Brad Brandt: You know, Dale, one of the things that just jumped out of this passage at me was when Paul says, “I asked the Lord three times to take it away.” The implication is he never asked a fourth time. Once that promise was given, it was enough for him to know God intends to use this thorn for Paul (and then extends it to the other weaknesses) for my good and the advancement of His glory in the salvation of people. I think one real practical implication is how we view the problem. How we pray about our problems. There’s certainly nothing wrong with praying, “Lord, would you help me to find a solution to whatever this affliction is?” It may be a doctor’s help, and so forth. I’ve seen 15 different doctors over the years, but at some point it’s important to just lean into the promise and say, “Lord, you can take it away. If you choose not to, I will trust you with this. I trust your sovereign wisdom, this promise. I’ll put my weight into it and make much of you in this affliction.”

On a real practical note, I encourage listeners to get a hymnbook out and sing the hymns. The particular Hymns of Grace hymnbook, put out by the Master’s University I believe. I went through that, just singing a couple of hymns a day. It took several months to go through it. I marked in the back how many hymns talk about pain and suffering—and there are dozens and dozens. What the person is writing is just applying this principle we’re talking about, looking at the cross, Christ’s sufficiency, God’s sufficiency, being very honest about facing this trial, but tying those two together. God has a purpose in my life, and of course we’re living for the life to come. That’s a practical thing that I think is a takeaway. Make it a point to sing to the Lord these great songs of the past that help us internalize these principles we’re talking about. 

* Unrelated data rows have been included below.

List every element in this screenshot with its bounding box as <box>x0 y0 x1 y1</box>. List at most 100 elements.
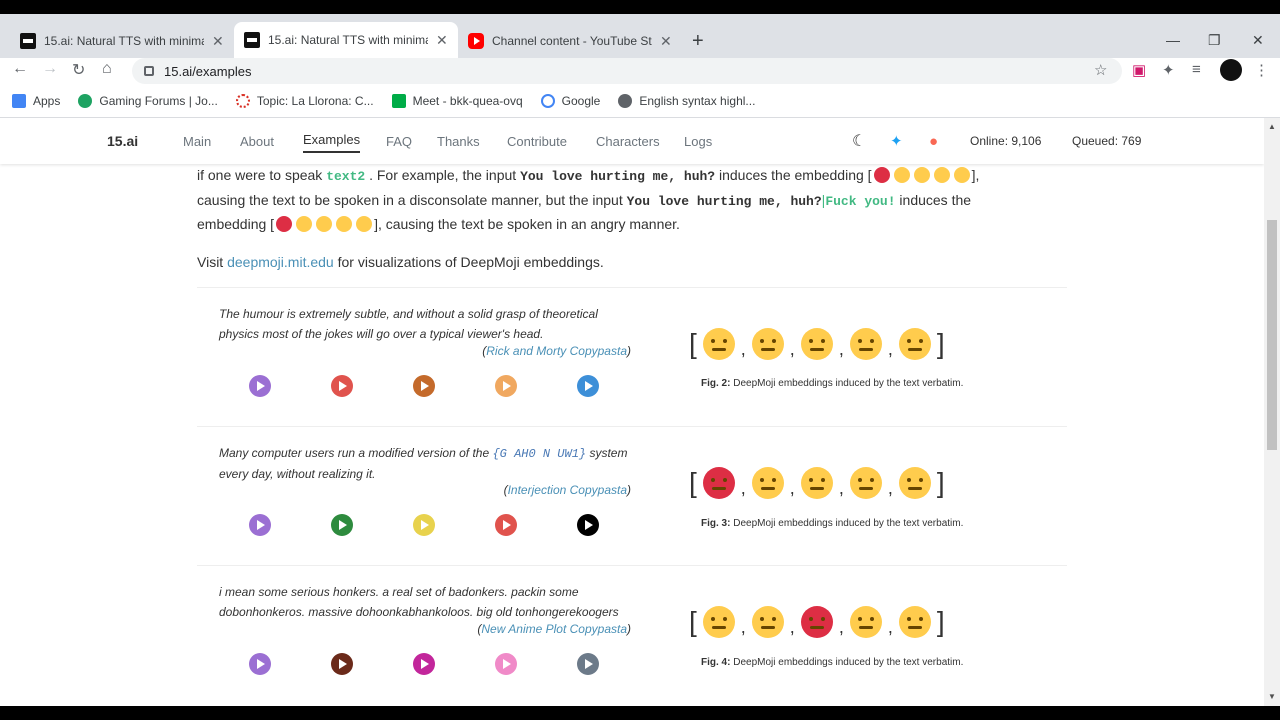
bookmark-apps[interactable]: Apps <box>12 93 60 108</box>
reading-list-icon[interactable]: ≡ <box>1192 61 1201 78</box>
page-scrollbar[interactable]: ▲ ▼ <box>1264 118 1280 706</box>
moon-icon[interactable]: ☾ <box>852 131 866 151</box>
browser-tab-1[interactable]: 15.ai: Natural TTS with minimal d ✕ <box>10 24 234 58</box>
devil-emoji-icon <box>800 606 833 638</box>
scrollbar-thumb[interactable] <box>1267 220 1277 450</box>
source-link[interactable]: Rick and Morty Copypasta <box>486 344 627 358</box>
source-link[interactable]: Interjection Copypasta <box>508 483 627 497</box>
play-button[interactable] <box>331 514 353 536</box>
angry-face-emoji-icon <box>316 216 333 232</box>
reload-icon[interactable]: ↻ <box>72 60 85 80</box>
visit-paragraph: Visit deepmoji.mit.edu for visualization… <box>197 253 604 270</box>
source-link[interactable]: New Anime Plot Copypasta <box>481 622 627 636</box>
nav-about[interactable]: About <box>240 134 274 149</box>
pocket-icon[interactable]: ▣ <box>1132 61 1146 79</box>
muscle-emoji-icon <box>751 606 784 638</box>
steam-emoji-icon <box>336 216 353 232</box>
close-icon[interactable]: ✕ <box>660 33 672 50</box>
nav-logs[interactable]: Logs <box>684 134 712 149</box>
web-page: 15.ai Main About Examples FAQ Thanks Con… <box>0 118 1264 706</box>
grinning-emoji-icon <box>849 328 882 360</box>
emoji-figure: [ , , , , ] <box>689 606 945 638</box>
queued-count: Queued: 769 <box>1072 134 1142 148</box>
patreon-icon[interactable]: ● <box>929 133 938 150</box>
meet-icon <box>391 93 406 108</box>
google-icon <box>540 93 555 108</box>
restore-icon[interactable]: ❐ <box>1208 32 1221 49</box>
nav-thanks[interactable]: Thanks <box>437 134 480 149</box>
confused-emoji-icon <box>933 167 950 183</box>
expressionless-emoji-icon <box>800 467 833 499</box>
play-button[interactable] <box>413 514 435 536</box>
nav-main[interactable]: Main <box>183 134 211 149</box>
star-icon[interactable]: ☆ <box>1094 61 1107 79</box>
profile-avatar[interactable] <box>1220 59 1242 81</box>
play-button[interactable] <box>495 653 517 675</box>
ok-hand-emoji-icon <box>356 216 373 232</box>
forward-icon[interactable]: → <box>42 60 58 78</box>
bookmark-google[interactable]: Google <box>540 93 600 108</box>
play-buttons <box>249 514 659 536</box>
address-bar[interactable]: 15.ai/examples <box>132 58 1122 84</box>
play-button[interactable] <box>249 375 271 397</box>
browser-tab-3[interactable]: Channel content - YouTube Studi ✕ <box>458 24 682 58</box>
play-button[interactable] <box>413 653 435 675</box>
bookmark-gaming-forums[interactable]: Gaming Forums | Jo... <box>78 93 218 108</box>
pensive-emoji-icon <box>913 167 930 183</box>
favicon-15ai-icon <box>244 32 260 48</box>
nav-faq[interactable]: FAQ <box>386 134 412 149</box>
play-button[interactable] <box>495 514 517 536</box>
nav-examples[interactable]: Examples <box>303 132 361 153</box>
play-button[interactable] <box>331 375 353 397</box>
inline-code: You love hurting me, huh? <box>520 169 716 184</box>
inline-code: You love hurting me, huh? <box>626 193 822 209</box>
figure-caption: Fig. 4: DeepMoji embeddings induced by t… <box>701 657 964 668</box>
example-quote: Many computer users run a modified versi… <box>219 446 628 481</box>
bookmark-english-syntax[interactable]: English syntax highl... <box>618 93 755 108</box>
main-content: if one were to speak text2 . For example… <box>197 164 1067 675</box>
play-button[interactable] <box>495 375 517 397</box>
heart-emoji-icon <box>873 167 890 183</box>
close-window-icon[interactable]: ✕ <box>1252 32 1264 49</box>
inline-code: text2 <box>326 169 366 184</box>
apps-grid-icon <box>12 93 26 108</box>
play-buttons <box>249 653 659 675</box>
bookmark-meet[interactable]: Meet - bkk-quea-ovq <box>391 93 523 108</box>
nav-contribute[interactable]: Contribute <box>507 134 567 149</box>
close-icon[interactable]: ✕ <box>436 32 448 49</box>
winking-tongue-emoji-icon <box>751 328 784 360</box>
close-icon[interactable]: ✕ <box>212 33 224 50</box>
intro-paragraph: if one were to speak text2 . For example… <box>197 167 980 232</box>
angry-emoji-icon <box>751 467 784 499</box>
tab-title: 15.ai: Natural TTS with minimal d <box>268 33 428 47</box>
play-button[interactable] <box>413 375 435 397</box>
example-card: Many computer users run a modified versi… <box>197 426 1067 564</box>
back-icon[interactable]: ← <box>12 60 28 78</box>
twitter-icon[interactable]: ✦ <box>890 132 903 150</box>
new-tab-button[interactable]: + <box>692 30 704 53</box>
url-text: 15.ai/examples <box>164 63 252 79</box>
browser-tab-2[interactable]: 15.ai: Natural TTS with minimal d ✕ <box>234 22 458 58</box>
online-count: Online: 9,106 <box>970 134 1042 148</box>
lock-icon <box>144 66 154 76</box>
scroll-up-icon[interactable]: ▲ <box>1268 122 1276 131</box>
play-button[interactable] <box>577 375 599 397</box>
angry-emoji-icon <box>276 216 293 232</box>
example-card: The humour is extremely subtle, and with… <box>197 287 1067 425</box>
site-brand[interactable]: 15.ai <box>107 133 138 149</box>
bookmark-la-llorona[interactable]: Topic: La Llorona: C... <box>235 93 374 108</box>
minimize-icon[interactable]: — <box>1166 32 1180 48</box>
nav-characters[interactable]: Characters <box>596 134 660 149</box>
topic-icon <box>235 93 250 108</box>
scroll-down-icon[interactable]: ▼ <box>1268 692 1276 701</box>
play-button[interactable] <box>249 514 271 536</box>
extensions-icon[interactable]: ✦ <box>1162 61 1175 79</box>
deepmoji-link[interactable]: deepmoji.mit.edu <box>227 254 334 270</box>
home-icon[interactable]: ⌂ <box>102 60 112 78</box>
menu-icon[interactable]: ⋮ <box>1254 61 1269 79</box>
play-button[interactable] <box>577 653 599 675</box>
play-button[interactable] <box>331 653 353 675</box>
play-button[interactable] <box>577 514 599 536</box>
play-button[interactable] <box>249 653 271 675</box>
example-source: (Rick and Morty Copypasta) <box>482 344 631 358</box>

Dale Johnson: That’s so helpful Brad, and there’s a lot more certainly that we could say, but I think the point still remains: We should see opportunities that God gives us in suffering, and affliction, and trial, in difficulties. They are a stewardship. It’s not to be internalized—to look inward-focused. Think about how uncomfortable it is. It is for the purpose of stewarding what God enrusts to us for the sake of His glory. That’s quite an investment, quite an entrustment from the Lord, but we can find hope and peace, just as Paul did, in the grace and the promises of Christ. 

Brad Brandt: I just know that someone is going to be listening to this who is in deep pain themselves right now and I would just encourage you, you need heroes you can look to. The Apostle Paul is many things for us, but he’s a hero in terms of how he dealt with this pain. Become a student of great men and women in the past. Read their biographies. How did they deal with their pain?

I just worked through again recently last week a Richard Wurmbrand biography and what he went through, and his wife Sabina. Their works are very helpful, the suffering they endured. Both of them talked a lot about the promises of God and how they sustained them. I encourage you to be a student of the past. Biographies are helpful. Memorize the promises of God, if you’d like some help in that go to wheelersburgbaptist.com. We did a 10-part series on Promises to Live by in the Crucible of Suffering. This is one of the promises, the 2 Corinthians 12 passage, but learn the promises of God and put your weight into them. 

Dale Johnson: Thank you, Brad. This has been so helpful.